Lew Leone is the vice president and general manager of WNYW-FOX 5. He is taking to the airwaves with his thoughts on current affairs. It's called "Lew's View." The views expressed are not necessarily those of the station or its employees.
In this edition, Mr. Lew Leone comments on the teachers union and its lawsuits stalling school reform.
Good educators are always looking for teachable moments.
While Mayor Mike Bloomberg is not an educator he took the opportunity this week to school teachers union boss Mike Mulgrew.
Mr. Mulgrew faces accusations of a classroom sex scandal and cover-up.
The union chief denies any wrongdoing and characterized the charges as false and absurd. His predecessor, Randi Weingarten, now head of the national union, called the allegations utterly baseless in fact.
The two educators clearly in need of some tutoring enabled the mayor to step in and teach them a lesson. Mayor Mike said he was glad to hear that the union suddenly opposes lawsuits that are full of absurd, false charges.

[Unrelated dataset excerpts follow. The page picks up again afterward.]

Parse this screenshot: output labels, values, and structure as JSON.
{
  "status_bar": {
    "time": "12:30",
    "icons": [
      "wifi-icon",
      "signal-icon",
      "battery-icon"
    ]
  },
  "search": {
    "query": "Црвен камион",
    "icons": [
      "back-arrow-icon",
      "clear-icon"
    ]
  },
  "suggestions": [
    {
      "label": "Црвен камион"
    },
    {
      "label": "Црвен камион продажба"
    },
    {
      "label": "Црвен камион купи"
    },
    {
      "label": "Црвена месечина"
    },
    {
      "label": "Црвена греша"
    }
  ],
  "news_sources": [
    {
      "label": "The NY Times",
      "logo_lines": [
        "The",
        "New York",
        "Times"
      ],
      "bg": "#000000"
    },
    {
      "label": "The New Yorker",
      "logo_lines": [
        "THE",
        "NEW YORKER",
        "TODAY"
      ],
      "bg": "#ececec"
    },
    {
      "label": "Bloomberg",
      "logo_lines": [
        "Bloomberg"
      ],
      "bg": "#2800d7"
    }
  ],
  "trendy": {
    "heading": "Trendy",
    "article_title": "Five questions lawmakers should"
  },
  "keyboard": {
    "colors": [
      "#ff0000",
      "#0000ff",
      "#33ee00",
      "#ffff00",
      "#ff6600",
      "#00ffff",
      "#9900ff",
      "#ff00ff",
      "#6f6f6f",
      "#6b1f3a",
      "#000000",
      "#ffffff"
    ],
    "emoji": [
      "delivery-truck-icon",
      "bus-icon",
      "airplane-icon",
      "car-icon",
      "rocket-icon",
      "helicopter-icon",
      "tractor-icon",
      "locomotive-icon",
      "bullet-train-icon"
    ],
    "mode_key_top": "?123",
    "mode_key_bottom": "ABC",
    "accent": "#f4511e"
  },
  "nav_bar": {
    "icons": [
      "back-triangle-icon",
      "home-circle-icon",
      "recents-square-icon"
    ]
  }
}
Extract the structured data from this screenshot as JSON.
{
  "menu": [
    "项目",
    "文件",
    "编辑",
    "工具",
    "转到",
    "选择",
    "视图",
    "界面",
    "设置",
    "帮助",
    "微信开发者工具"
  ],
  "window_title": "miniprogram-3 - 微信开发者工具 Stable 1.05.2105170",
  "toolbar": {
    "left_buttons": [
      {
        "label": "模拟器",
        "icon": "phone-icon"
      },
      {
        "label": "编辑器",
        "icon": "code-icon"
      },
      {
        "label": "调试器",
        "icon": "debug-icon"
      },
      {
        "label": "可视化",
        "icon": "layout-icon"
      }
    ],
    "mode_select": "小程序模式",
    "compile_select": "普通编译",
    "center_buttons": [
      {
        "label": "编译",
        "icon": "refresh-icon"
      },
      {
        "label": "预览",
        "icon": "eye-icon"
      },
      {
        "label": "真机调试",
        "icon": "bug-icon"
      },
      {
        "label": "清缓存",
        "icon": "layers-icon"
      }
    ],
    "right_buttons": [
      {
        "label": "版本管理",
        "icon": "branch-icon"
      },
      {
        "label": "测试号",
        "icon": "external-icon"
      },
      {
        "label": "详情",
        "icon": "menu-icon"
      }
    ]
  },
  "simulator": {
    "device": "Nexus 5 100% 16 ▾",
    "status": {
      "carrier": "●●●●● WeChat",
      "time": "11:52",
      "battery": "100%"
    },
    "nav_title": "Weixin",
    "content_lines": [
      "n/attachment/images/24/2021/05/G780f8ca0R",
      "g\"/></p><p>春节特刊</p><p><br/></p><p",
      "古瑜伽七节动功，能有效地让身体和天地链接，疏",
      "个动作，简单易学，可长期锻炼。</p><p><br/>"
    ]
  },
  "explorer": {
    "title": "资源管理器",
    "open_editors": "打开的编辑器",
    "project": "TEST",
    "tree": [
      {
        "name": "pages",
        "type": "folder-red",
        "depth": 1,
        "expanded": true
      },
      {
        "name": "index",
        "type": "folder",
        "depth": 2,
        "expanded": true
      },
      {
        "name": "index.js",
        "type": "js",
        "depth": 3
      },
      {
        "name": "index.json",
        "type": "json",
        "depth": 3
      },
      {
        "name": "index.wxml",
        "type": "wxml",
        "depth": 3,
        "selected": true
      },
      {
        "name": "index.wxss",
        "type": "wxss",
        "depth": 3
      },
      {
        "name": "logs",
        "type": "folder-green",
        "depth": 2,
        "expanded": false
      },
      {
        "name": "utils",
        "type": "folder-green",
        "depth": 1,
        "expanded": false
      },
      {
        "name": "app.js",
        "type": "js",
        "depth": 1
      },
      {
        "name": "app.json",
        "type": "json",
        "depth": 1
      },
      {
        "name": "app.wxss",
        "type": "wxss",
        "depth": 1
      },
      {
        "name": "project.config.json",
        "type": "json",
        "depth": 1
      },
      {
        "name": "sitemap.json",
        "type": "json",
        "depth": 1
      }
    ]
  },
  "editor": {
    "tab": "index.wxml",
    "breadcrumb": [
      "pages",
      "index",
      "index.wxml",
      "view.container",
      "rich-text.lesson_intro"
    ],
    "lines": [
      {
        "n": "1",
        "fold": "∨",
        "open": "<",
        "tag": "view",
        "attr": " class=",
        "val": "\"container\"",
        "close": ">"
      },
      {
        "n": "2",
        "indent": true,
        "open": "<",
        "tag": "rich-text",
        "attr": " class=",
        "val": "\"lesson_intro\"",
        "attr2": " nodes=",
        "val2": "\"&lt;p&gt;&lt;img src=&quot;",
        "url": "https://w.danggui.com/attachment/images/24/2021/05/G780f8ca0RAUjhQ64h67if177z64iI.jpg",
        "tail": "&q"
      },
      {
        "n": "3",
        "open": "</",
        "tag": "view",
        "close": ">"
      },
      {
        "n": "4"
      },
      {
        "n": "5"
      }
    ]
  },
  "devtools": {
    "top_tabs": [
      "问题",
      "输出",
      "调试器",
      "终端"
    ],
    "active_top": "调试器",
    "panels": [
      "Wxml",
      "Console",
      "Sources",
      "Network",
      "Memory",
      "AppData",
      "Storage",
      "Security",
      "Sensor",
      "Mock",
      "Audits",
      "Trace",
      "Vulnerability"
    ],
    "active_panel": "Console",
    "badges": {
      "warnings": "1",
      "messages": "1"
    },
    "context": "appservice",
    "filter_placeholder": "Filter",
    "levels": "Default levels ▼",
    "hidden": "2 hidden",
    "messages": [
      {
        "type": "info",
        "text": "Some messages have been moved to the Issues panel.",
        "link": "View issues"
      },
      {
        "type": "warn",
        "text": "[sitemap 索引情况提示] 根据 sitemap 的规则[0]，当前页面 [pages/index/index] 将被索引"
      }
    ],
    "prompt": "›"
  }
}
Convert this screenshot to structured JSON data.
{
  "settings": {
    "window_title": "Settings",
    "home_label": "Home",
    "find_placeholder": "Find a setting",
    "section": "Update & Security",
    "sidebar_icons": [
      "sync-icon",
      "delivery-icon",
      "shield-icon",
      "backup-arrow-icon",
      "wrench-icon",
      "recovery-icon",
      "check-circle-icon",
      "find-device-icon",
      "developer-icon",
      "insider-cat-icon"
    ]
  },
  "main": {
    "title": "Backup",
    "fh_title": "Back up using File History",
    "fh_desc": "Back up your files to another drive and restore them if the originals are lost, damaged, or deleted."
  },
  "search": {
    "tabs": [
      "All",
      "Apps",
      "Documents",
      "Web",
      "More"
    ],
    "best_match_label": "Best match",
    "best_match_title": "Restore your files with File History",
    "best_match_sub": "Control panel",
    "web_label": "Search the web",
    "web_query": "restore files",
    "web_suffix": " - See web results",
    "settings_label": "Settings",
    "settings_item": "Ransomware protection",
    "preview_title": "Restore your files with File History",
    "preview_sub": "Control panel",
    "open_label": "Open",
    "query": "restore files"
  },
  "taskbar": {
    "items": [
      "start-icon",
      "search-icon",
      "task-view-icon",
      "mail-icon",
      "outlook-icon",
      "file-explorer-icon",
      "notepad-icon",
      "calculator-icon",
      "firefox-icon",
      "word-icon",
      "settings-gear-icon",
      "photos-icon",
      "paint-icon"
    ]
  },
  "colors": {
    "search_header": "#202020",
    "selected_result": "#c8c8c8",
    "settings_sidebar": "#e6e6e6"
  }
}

The mayor went on to inform that he presumes that the union will now withdraw its own lawsuits that are trying to block us from fixing our worst schools so that they can protect failing teachers.
The union needs to accept this and stop its real destructive behavior. From charter schools, to performance evaluations, to failing schools, accountability and every other effort to reform our schools the union's tactics have been to stall, obstruct progress, and file frivolous lawsuits. Their actions are clearly not in the best interest of our children and only serve to protect adult union members.
I strongly believe that the union wants to stall any and all progress for another 19 months until the mayor's term is over. Right now it appears that all of the probable candidates are a more friendly option for the union than Bloomberg. It will be a crime for the union to hold New York City schoolchildren hostage until the election.
I urge you to contact Mr. Mulgrew and ask him to do the right thing, quit stalling, stop the tap dancing, and get on board with the reform Mayor Bloomberg and Chancellor Dennis Walcott are trying to achieve.